Breeding a consistent product to receive a consistent return is the aim of Jamie Walker, Mountain Maid Station, Omeo.
Mr Walker has bred Angus cattle since taking over Mountain Maid in 2002 on a walk-in-walk-out basis. Moving to Irelands Angus bulls two years ago rewarded him with the second-top-priced pen at the Omeo Black Cattle sale last year.
He runs 200 breeding cows and, rather than breed replacement heifers, he buys Angus cows sourced through his Elders’ agent Ross McRobert.
That means the entire progeny – steers and heifers – of Ireland Angus bloodlines are available at the Omeo sale on Tuesday, March 15.
“Using Ireland Angus bulls created quite a big turnaround for us – the early growth and readiness for the calf sales,” Mr Walker said.
Bulls went out with cows on May 15 for 10-12 weeks, so calves range from 9.5-12 months-old at sale time.
Cows were fed silage during winter, to maintain condition and graze the mix of pasture grasses and lucerne, with 30-35 cows to a 41-hectare paddock.

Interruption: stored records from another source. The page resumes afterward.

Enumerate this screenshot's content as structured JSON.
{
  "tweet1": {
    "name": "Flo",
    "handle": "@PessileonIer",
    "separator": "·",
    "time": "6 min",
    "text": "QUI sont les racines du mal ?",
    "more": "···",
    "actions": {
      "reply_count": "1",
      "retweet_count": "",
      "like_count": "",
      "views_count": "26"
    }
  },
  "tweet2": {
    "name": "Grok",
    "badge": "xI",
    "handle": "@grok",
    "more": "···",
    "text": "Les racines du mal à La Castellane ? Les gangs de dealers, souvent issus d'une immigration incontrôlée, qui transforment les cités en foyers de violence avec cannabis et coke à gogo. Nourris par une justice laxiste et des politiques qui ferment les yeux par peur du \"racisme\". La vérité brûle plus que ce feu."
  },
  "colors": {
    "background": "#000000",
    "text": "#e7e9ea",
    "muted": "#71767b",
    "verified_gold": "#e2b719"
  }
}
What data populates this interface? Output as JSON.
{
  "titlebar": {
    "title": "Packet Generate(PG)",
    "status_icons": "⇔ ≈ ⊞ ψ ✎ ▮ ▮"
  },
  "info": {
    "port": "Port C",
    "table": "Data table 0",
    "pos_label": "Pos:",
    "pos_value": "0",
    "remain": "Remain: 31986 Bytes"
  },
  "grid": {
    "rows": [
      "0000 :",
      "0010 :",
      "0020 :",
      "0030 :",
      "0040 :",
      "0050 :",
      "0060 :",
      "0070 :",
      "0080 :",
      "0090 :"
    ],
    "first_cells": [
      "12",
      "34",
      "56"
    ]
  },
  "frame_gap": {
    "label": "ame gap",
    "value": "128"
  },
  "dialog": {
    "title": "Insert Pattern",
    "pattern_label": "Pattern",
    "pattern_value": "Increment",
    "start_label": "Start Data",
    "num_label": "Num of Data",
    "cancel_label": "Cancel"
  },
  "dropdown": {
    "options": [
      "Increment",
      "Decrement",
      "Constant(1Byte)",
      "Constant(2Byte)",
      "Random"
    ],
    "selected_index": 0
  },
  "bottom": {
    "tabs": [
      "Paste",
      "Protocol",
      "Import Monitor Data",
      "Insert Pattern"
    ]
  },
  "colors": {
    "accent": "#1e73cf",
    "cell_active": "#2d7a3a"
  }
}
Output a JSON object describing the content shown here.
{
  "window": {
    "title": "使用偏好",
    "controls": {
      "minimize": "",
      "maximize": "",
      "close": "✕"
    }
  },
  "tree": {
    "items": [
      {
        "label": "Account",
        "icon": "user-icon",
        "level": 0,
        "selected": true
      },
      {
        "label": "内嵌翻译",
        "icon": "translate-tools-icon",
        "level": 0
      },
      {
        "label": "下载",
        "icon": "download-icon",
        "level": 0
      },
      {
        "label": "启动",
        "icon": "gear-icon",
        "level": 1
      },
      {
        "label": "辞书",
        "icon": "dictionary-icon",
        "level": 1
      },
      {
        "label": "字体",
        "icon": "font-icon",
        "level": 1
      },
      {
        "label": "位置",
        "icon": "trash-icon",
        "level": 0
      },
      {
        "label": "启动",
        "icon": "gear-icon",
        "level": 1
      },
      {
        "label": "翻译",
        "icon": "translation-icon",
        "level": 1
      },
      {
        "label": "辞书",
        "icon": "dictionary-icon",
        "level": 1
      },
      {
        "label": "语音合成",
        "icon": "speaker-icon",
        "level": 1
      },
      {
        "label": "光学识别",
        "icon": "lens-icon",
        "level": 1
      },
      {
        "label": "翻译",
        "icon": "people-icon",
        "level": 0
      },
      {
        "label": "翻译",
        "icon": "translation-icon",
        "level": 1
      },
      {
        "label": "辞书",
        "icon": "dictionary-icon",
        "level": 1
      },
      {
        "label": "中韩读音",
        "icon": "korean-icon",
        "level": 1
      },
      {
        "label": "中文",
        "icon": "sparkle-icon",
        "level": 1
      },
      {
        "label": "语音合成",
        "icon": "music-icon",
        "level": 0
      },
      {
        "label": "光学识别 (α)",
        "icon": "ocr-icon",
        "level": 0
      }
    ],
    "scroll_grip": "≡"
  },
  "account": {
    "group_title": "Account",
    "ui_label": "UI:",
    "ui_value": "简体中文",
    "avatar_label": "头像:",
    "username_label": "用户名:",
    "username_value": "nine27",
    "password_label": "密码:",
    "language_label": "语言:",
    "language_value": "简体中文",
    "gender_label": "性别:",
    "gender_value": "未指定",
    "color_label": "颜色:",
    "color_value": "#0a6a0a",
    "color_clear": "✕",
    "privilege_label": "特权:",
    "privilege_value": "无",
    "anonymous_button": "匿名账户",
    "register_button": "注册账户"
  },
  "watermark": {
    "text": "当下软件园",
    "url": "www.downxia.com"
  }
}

Calves were weaned from January 25 to February 1, though many of them were naturally weaned as their mothers’ milk dried up.
Mr Walker’s emphasis on preparation is supported by a feeding regime that was tuned to weather conditions under the brow of Mountt Hotham and the timing of the Mountain Calf Sales.
“What goes in the mouth, goes on the hips,” Mr Walker said, quoting an old cattlemen’s truism.
“We’re big feeders in winter – to maintain the cows’ condition during the cold and support her feeding the calf,” Mr Walker said.
“Cattle also do better in the smaller mob – there’s no shy feeders and all the cows get a decent feed. It’s important to keep their stomachs full.”
The average weight of the first two pens of his calves at last year’s Mountain Calf Sale was 410kg and the top pen achieved $1090 – $10 less than the top price.
He is tightening his enterprise – rather than cull dry cows, he instituted a spring-drop joining this year and talked about being prepared to offload cows that consistently produce calves at the lower end of finished weights. His commitment to Irelands bloodline endures.
“It’s time to look a little bit harder at the types of cows we buy and maybe keep some heifers,” he said.
South Gippsland dryland grass finishers were repeat buyers for Mountain Maid steers, often through Mr McRobert.
“They grow out into a decent bullock, fit and healthy and with good doing ability,” Mr McRobert said.
“They turn around and, depending on time of sale, achieve weights 580-750kg, for the saleyards and over the hooks.”